Apple announces Ferret-UI, a multimodal LLM that can recognize smartphone screens, and Siri may be able to understand the user interface of iPhone apps


Apple researchers have published a paper on arXiv, a repository of peer-reviewed papers, on the development of ‘ Ferret-UI ,’ a multimodal large language model (MLLM) designed to understand smartphone application user interfaces.

[2404.05719] Ferret-UI: Grounded Mobile User Interface Understanding with Multimodal LLM

https://arxiv.org/abs/2404.05719

Apple teaches AI system to use apps; maybe for advanced Siri
https://9to5mac.com/2024/04/09/ferret-ui-advanced-siri/

Large-scale language models (LLMs), which are the basis of chatbot AI systems such as ChatGPT, learn from huge amounts of text, mostly collected from web pages, while MLLMs such as Google Gemini learn not only from text, but also from non-textual information such as images, videos and audio.

However, MLLM is not considered to perform well as a smartphone app. One reason for this is that most images and videos used for training have a landscape aspect ratio, which is different from that of smartphone screens. Another problem is that on smartphones, the user interface objects that need to be recognized, such as icons and buttons, are smaller than natural image objects.

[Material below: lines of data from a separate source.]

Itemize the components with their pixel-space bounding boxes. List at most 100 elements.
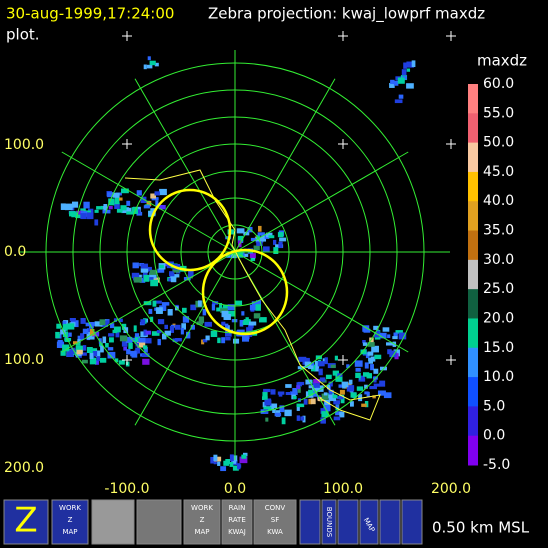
toolbar-button[interactable] xyxy=(321,499,337,545)
echo xyxy=(112,192,120,198)
echo xyxy=(370,364,374,371)
toolbar-button[interactable] xyxy=(359,499,379,545)
echo xyxy=(136,190,142,196)
echo xyxy=(82,345,87,351)
toolbar-button[interactable] xyxy=(253,499,297,545)
toolbar-button[interactable] xyxy=(136,499,182,545)
echo xyxy=(232,465,239,471)
echo xyxy=(273,247,279,255)
echo xyxy=(227,304,235,311)
echo xyxy=(261,234,267,242)
toolbar-button[interactable] xyxy=(379,499,401,545)
echo xyxy=(190,324,195,330)
echo xyxy=(370,356,376,362)
echo xyxy=(96,206,104,210)
echo xyxy=(143,345,148,350)
echo xyxy=(75,342,81,346)
echo xyxy=(132,262,139,269)
colorbar-swatch xyxy=(468,171,478,202)
toolbar-button[interactable] xyxy=(337,499,359,545)
echo xyxy=(350,392,357,398)
echo xyxy=(211,304,216,311)
echo xyxy=(95,350,101,358)
echo xyxy=(364,391,369,395)
echo xyxy=(401,69,407,76)
echo xyxy=(292,388,298,392)
echo xyxy=(115,330,120,338)
toolbar-button[interactable] xyxy=(183,499,221,545)
echo xyxy=(102,336,107,344)
echo xyxy=(392,336,398,340)
echo xyxy=(358,394,363,402)
echo xyxy=(284,409,292,417)
echo xyxy=(94,209,99,213)
echo xyxy=(99,342,103,347)
echo xyxy=(374,331,379,338)
echo xyxy=(242,321,249,325)
echo xyxy=(360,349,367,355)
echo xyxy=(362,342,368,346)
echo xyxy=(150,269,157,275)
echo xyxy=(373,325,379,330)
colorbar-swatch xyxy=(468,201,478,232)
echo xyxy=(313,390,318,397)
echo xyxy=(256,235,260,239)
echo xyxy=(313,367,319,372)
echo xyxy=(279,405,285,413)
echo xyxy=(155,307,163,314)
colorbar-swatch xyxy=(468,435,478,466)
echo xyxy=(180,327,184,335)
echo xyxy=(225,325,230,332)
toolbar-button[interactable] xyxy=(3,499,49,545)
colorbar-label: 50.0 xyxy=(483,135,514,151)
echo xyxy=(328,389,334,395)
echo xyxy=(118,318,123,323)
echo xyxy=(297,386,301,393)
toolbar-button[interactable] xyxy=(221,499,253,545)
toolbar-button[interactable] xyxy=(299,499,321,545)
echo xyxy=(124,207,132,213)
echo xyxy=(142,358,150,365)
y-axis-label: 0.0 xyxy=(4,244,26,260)
echo xyxy=(327,384,331,390)
echo xyxy=(107,347,114,351)
echo xyxy=(219,303,223,309)
echo xyxy=(278,393,283,397)
echo xyxy=(121,341,128,347)
toolbar-button[interactable] xyxy=(91,499,135,545)
echo xyxy=(107,192,115,198)
colorbar-label: 15.0 xyxy=(483,340,514,356)
echo xyxy=(366,373,372,379)
echo xyxy=(63,323,67,330)
echo xyxy=(222,304,230,310)
echo xyxy=(76,210,84,215)
echo xyxy=(107,351,116,359)
echo xyxy=(157,268,165,273)
echo xyxy=(296,403,305,408)
echo xyxy=(114,358,119,363)
colorbar-swatch xyxy=(468,289,478,319)
echo xyxy=(148,308,153,314)
echo xyxy=(270,403,278,409)
toolbar-button[interactable] xyxy=(51,499,89,545)
echo xyxy=(243,231,250,236)
echo xyxy=(250,237,258,242)
toolbar-button[interactable] xyxy=(401,499,423,545)
echo xyxy=(242,335,250,342)
echo xyxy=(62,321,67,326)
colorbar-swatch xyxy=(468,318,478,349)
echo xyxy=(393,349,400,357)
echo xyxy=(213,454,218,461)
echo xyxy=(362,325,370,332)
echo xyxy=(335,411,342,416)
echo xyxy=(364,362,369,369)
echo xyxy=(143,205,150,209)
echo xyxy=(322,358,326,363)
radial-line xyxy=(134,251,236,426)
grid-marker xyxy=(446,31,456,41)
echo xyxy=(151,197,159,201)
echo xyxy=(100,205,107,210)
button-label: RAIN xyxy=(229,504,246,512)
echo xyxy=(241,454,247,459)
echo xyxy=(152,300,157,307)
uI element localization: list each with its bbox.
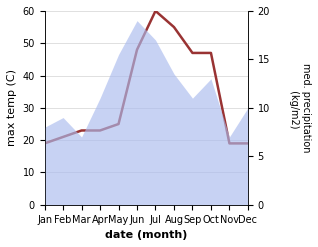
X-axis label: date (month): date (month) <box>105 230 187 240</box>
Y-axis label: max temp (C): max temp (C) <box>7 69 17 146</box>
Y-axis label: med. precipitation
 (kg/m2): med. precipitation (kg/m2) <box>289 63 311 153</box>
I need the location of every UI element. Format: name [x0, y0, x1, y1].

Announced by Apple researchers, Ferret-UI is a generative AI system designed to recognize mobile app screens on smartphones.

Smartphone user interface screens typically have a long aspect ratio and contain small objects such as icons and text. To address this, Ferret-UI introduces a technique called ‘any resolution’ that increases image detail and uses enhanced visual features, allowing Ferret-UI to accurately recognize UI details regardless of screen resolution.

Ferret-UI also carefully collects a wide range of training examples for basic UI tasks, such as icon recognition, text search, and widget listing. These examples are labeled domain-specifically, making it easy to associate language with images and find them accurately. In other words, Ferret-UI can correctly understand a wide variety of user interfaces by learning a large number of concrete user interface examples.

According to the paper, Ferret-UI performs better

GPT-4V and other existing UI-aware MLLMs. This suggests that Ferret-UI’s ‘any resolution’ technique, large and diverse training data, and support for advanced tasks are very effective in understanding and operating user interfaces.

To further improve the inference capabilities of Ferret-UI, more datasets are being compiled for advanced tasks, such as detailed descriptions, perception/interaction conversations, and feature inference, which will allow Ferret-UI to go beyond simple UI recognition to more complex and understanding and interaction of the abstract user interface.

If Ferret-UI is put into practical use, it is expected to improve accessibility. Even people who cannot see the smartphone screen due to visual impairment will be able to summarize what is shown on the screen and convey it to the user using AI. In addition, when developing smartphone applications, having Ferret-UI screen recognition can allow for faster verification of the clarity and ease of use of the application’s user interface.

Furthermore, since it is a multimodal AI optimized for smartphones, it can be combined with Siri, the AI ​​assistant built into the iPhone, to automate more advanced tasks using any app.